Answer
The function $f\left( x \right)={{\left( x \right)}^{9}}$ and $g\left( x \right)={{x}^{2}}-3x+7$.
Work Step by Step
Take ${{x}^{2}}-3x+7$ as $g\left( x \right)$ from the function $h\left( x \right)={{\left( {{x}^{2}}-3x+7 \right)}^{9}}$ and consider ${{x}^{2}}-3x+7$ as x for the another function $f\left( x \right)$.
So, the functions are $f\left( x \right)={{\left( x \right)}^{9}}$ and $g\left( x \right)={{x}^{2}}-3x+7$ .

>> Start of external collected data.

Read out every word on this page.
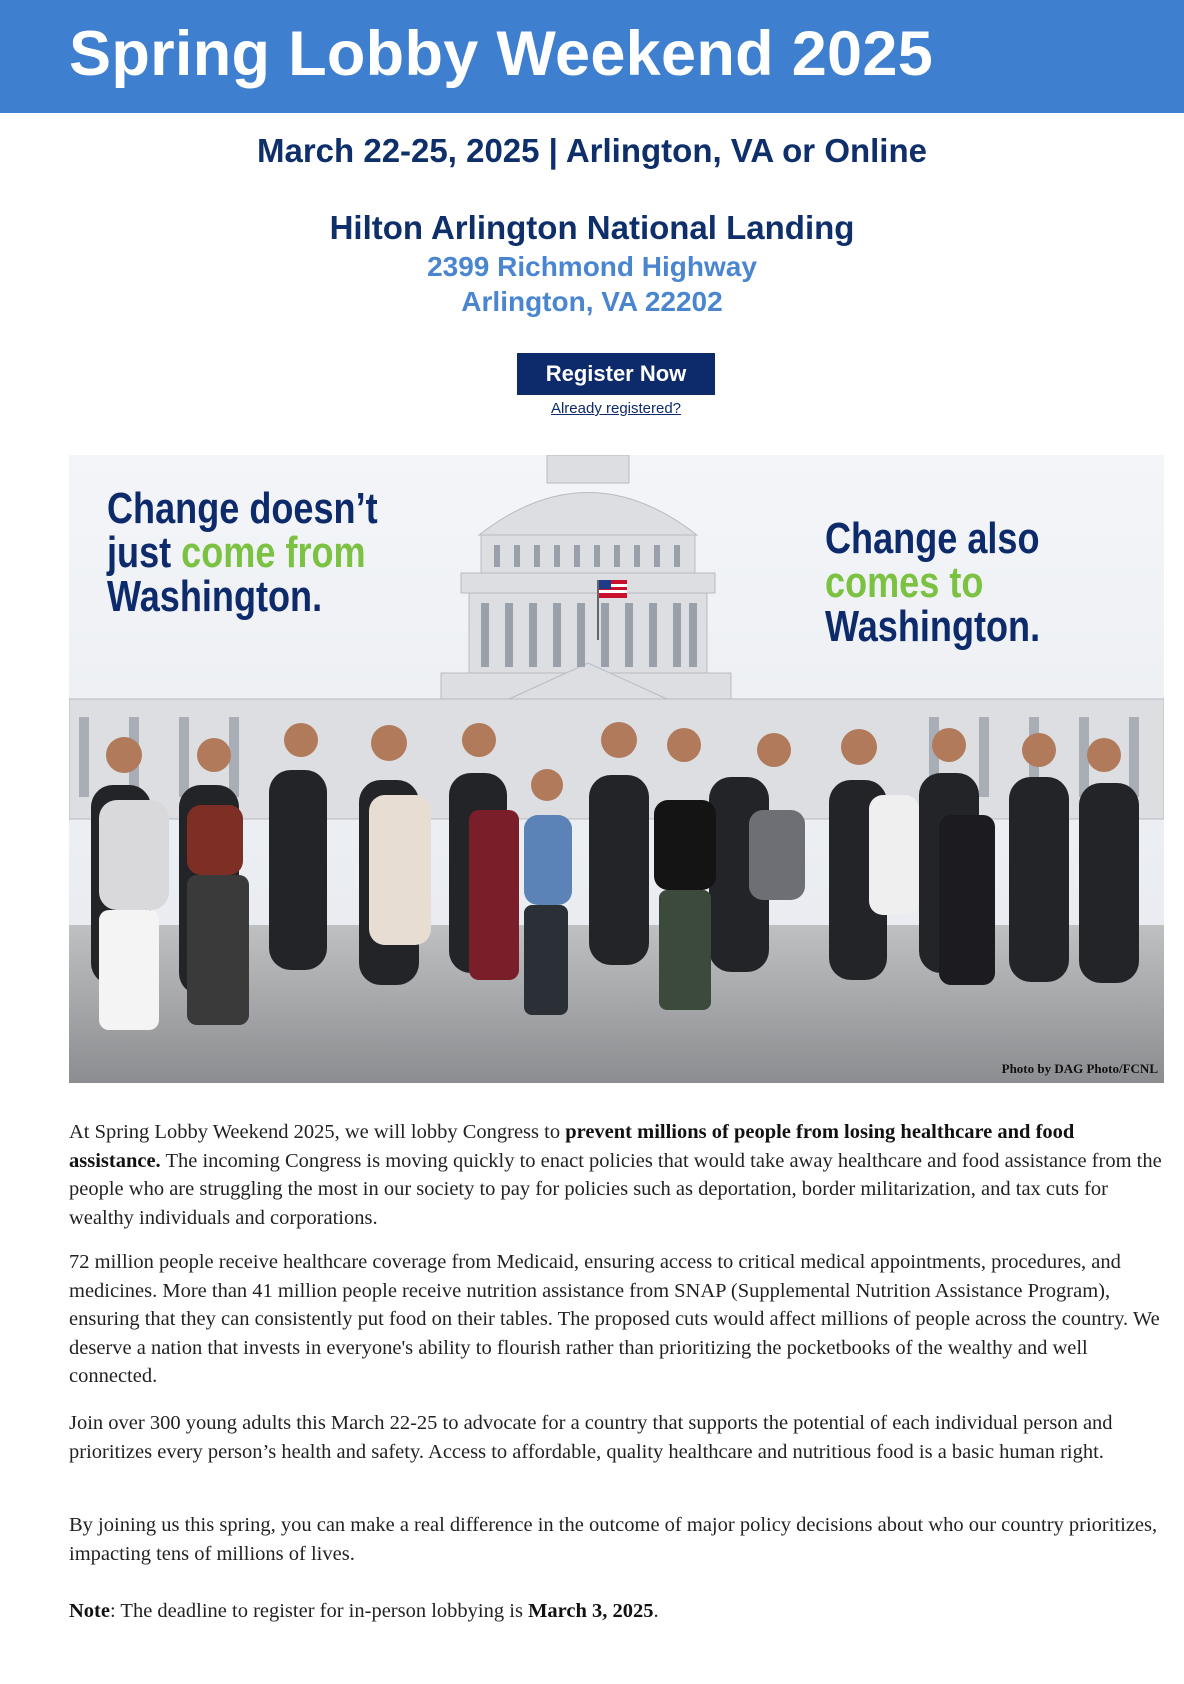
Spring Lobby Weekend 2025
March 22-25, 2025 | Arlington, VA or Online
Hilton Arlington National Landing
2399 Richmond Highway
Arlington, VA 22202
Register Now
Already registered?
Change doesn’t
just come from
Washington.
Change also
comes to
Washington.
Photo by DAG Photo/FCNL

At Spring Lobby Weekend 2025, we will lobby Congress to prevent millions of people from losing healthcare and food assistance. The incoming Congress is moving quickly to enact policies that would take away healthcare and food assistance from the people who are struggling the most in our society to pay for policies such as deportation, border militarization, and tax cuts for wealthy individuals and corporations.

72 million people receive healthcare coverage from Medicaid, ensuring access to critical medical appointments, procedures, and medicines. More than 41 million people receive nutrition assistance from SNAP (Supplemental Nutrition Assistance Program), ensuring that they can consistently put food on their tables. The proposed cuts would affect millions of people across the country. We deserve a nation that invests in everyone's ability to flourish rather than prioritizing the pocketbooks of the wealthy and well connected.

Join over 300 young adults this March 22-25 to advocate for a country that supports the potential of each individual person and prioritizes every person’s health and safety. Access to affordable, quality healthcare and nutritious food is a basic human right.

By joining us this spring, you can make a real difference in the outcome of major policy decisions about who our country prioritizes, impacting tens of millions of lives.

Note: The deadline to register for in-person lobbying is March 3, 2025.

Check by composition of function $f\left( x \right)$ and $g\left( x \right)$ to find $\left( f\circ g \right)\left( x \right)$. This should give the original function,
$h\left( x \right)={{\left( {{x}^{2}}-3x+7 \right)}^{9}}$
$\begin{align}
& \left( f\circ g \right)\left( x \right)=f\left( g\left( x \right) \right) \\
& =f\left( {{x}^{2}}-3x+7 \right) \\
& ={{\left( {{x}^{2}}-3x+7 \right)}^{9}}
\end{align}$
Since, $\left( f\circ g \right)\left( x \right)=h\left( x \right)$
Hence, the functions are $f\left( x \right)={{\left( x \right)}^{9}}$ and $g\left( x \right)={{x}^{2}}-3x+7$.